Conflicting Evidence Between Omega 3 Fats and Colon Cancer Prevention
Omega 3 fatty acids may reduce your risk of colon cancer. Omega 3 fatty acids may increase your risk of colon cancer. Confused? You aren’t alone. Conflicting studies over the past five years have had dramatically different results when looking at omega 3 fatty acid consumption and colon cancer prevention or risk. But it seems, as with most things, a moderate consumption of omega 3’s can have a positive effect on avoiding cancer.
Can Omega 3’s Help with Colon Cancer Prevention?
According to a study published in the American Journal of Epidemiology, researchers found a reduced risk of colon cancer with increasing omega 3 fatty acid intake. The study subjects who saw the greatest benefits were whites, while African American participants saw the opposite—their risk was actually increased. Scientists cautioned against interpreting this saying it was likely due to chance.
However, the study found that those whites who were in the top fourth of omega 3 consumption had half the risk of colon cancer when compared to those consuming in the bottom fourth.
A related study, this one published in Gut, found that consumption of omega 3 fatty acids aided in colon cancer prevention by reducing the size and number of rectal polyps—a risk factor for colon cancer.
Studies on mice haven’t shown the same results. According to My Health News Daily, mice with impaired immune systems who were given high doses of omega 3 fatty acids actually developed colon cancer. Scientists were looking to see if people in inflammatory bowel disease (commonly associated with a compromised immune system) would benefit from omega 3’s. They found evidence to the contrary.
The mice, all of which had been genetically altered to be more susceptible to bacterial infections, were then exposed to bacteria that increased their risk of developing colon cancer and colitis.

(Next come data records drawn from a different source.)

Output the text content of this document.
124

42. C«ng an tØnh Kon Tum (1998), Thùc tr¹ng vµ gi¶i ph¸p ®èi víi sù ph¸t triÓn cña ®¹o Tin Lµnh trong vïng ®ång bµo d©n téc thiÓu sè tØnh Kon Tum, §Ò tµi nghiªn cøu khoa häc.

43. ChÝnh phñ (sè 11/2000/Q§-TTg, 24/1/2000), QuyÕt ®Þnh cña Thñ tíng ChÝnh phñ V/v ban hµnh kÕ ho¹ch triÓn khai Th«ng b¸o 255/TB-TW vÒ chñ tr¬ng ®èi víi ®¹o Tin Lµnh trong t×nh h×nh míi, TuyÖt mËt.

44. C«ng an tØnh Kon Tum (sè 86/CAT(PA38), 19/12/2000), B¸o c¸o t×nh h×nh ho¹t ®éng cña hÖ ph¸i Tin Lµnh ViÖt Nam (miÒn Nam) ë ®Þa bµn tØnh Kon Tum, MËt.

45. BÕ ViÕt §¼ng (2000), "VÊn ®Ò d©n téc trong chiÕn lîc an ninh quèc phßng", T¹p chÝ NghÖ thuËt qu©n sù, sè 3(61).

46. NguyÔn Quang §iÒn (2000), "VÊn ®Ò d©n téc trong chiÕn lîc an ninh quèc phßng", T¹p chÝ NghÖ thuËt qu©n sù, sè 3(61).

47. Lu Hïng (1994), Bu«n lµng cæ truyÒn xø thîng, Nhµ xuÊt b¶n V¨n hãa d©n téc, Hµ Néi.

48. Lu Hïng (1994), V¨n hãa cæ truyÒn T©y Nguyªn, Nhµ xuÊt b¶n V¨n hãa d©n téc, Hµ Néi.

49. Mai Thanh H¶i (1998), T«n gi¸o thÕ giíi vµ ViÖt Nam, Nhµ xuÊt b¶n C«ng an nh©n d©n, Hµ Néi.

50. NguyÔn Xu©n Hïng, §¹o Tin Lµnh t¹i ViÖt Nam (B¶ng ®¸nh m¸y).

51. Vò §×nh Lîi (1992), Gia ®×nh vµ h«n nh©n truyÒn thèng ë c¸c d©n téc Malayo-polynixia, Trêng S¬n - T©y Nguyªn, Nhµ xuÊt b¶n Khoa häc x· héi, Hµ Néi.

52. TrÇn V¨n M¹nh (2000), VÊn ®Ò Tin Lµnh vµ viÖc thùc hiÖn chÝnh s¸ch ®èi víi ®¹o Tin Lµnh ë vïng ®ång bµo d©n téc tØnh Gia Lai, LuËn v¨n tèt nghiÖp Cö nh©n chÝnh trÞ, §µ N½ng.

The mice that had received medium and high dosages of the omega-3 fatty acid developed late-stage colon cancer, the researchers found. The other mice did not. From MyHealthNewsDaily:
Fenton said the results show a high dose of fish oil — beyond what you’d normally get from a healthy diet — has the potential to suppress the immune response to a virus or bacteria if you already have a compromised immune system.
Researchers from the mice study suggest people get their omega 3 fatty acids from foods rather than supplements. This helps ensure they are getting moderate amounts that can still deliver health benefits without potentially increasing any risks. Of course, depending on your realistic dietary intake of omega 3 fatty acids, supplementation may be a good choice.